Publicly Exposed Database Contains 676M U.S. Identity Records Including SSNs

A publicly accessible Elasticsearch database containing approximately 676 million indexed U.S. identity records — including full Social Security numbers — was recently identified by threat intelligence firm SOCRadar, which categorized the exposure as “critical” severity due to its scale and the presence of structured, searchable identity attributes.

Elasticsearch is a widely used cloud-based data indexing and search platform that enables large datasets to be structured and quickly queried; when deployed without authentication, it can be accessed and searched by anyone who discovers the exposed service.

According to the SOCRadar’s technical report, the database was exposed without authentication and contained structured records including full names, dates of birth, street addresses, phone numbers and SSNs. The total dataset size was approximately 91.7 GB.

Unique individuals likely far fewer than record count

While the raw index contained 676 million entries — a number exceeding the current U.S. population — SOCRadar officials cautioned that the figure does not represent unique individuals.

Ensar Seker, CISO at SOCRadar, told SecurityInfoWatch the dataset likely includes duplicate records, historical address tracking and multi-source aggregation.

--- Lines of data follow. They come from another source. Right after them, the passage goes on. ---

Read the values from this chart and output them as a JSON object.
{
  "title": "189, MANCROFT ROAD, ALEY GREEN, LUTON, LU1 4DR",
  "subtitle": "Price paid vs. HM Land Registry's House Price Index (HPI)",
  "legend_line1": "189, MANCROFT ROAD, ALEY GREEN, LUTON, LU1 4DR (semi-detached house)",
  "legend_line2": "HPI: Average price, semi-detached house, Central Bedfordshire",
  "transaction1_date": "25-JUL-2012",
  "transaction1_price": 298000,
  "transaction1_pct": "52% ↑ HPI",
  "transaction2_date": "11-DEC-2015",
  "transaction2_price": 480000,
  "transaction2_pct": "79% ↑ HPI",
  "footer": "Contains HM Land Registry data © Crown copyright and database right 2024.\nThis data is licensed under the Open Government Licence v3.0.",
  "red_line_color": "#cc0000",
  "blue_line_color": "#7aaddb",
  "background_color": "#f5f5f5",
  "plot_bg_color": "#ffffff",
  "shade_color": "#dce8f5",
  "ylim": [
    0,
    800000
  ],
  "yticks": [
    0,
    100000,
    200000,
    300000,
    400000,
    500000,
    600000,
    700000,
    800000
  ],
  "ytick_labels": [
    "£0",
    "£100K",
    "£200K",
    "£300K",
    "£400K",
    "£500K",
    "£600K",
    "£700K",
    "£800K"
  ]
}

“We are not confident that the 676 million indexed entries represent unique individuals,” Seker said. “The record count exceeding the U.S. population strongly indicates duplicate records, historical address tracking or multi-source aggregation.”

He added that the dataset likely represents “tens to hundreds of millions of individuals, but not 676 million distinct persons.”

Even so, Seker emphasized that uniqueness is not the primary risk driver.

“The operational risk is driven less by uniqueness and more by the presence of structured, searchable SSN-linked identity profiles,” he said.

Unlike routine data leaks involving email addresses or phone numbers, this exposure included non-rotatable identifiers such as SSNs and full dates of birth — data that cannot be easily changed once compromised.

Exposure assumed accessible upon discovery

SOCRadar said the database was accessible via an open Elasticsearch service without authentication controls. According to Seker, publicly exposed instances of this type are routinely discovered by automated threat actor scanning infrastructure.

“Open Elasticsearch services are continuously scanned by automated threat actor infrastructure,” Seker said. “These systems are indexed and flagged rapidly once exposed.”

While the company did not confirm evidence of logged exfiltration, Seker said the working assumption in cases of unauthenticated public exposure is that access may have occurred.

“In exposures of this nature, the absence of proof of access should not be interpreted as proof of non-access,” he said.

The firm also noted that prior underground discussions have referenced large U.S. identity datasets, suggesting that similar or partial records may already be circulating in fraud ecosystems.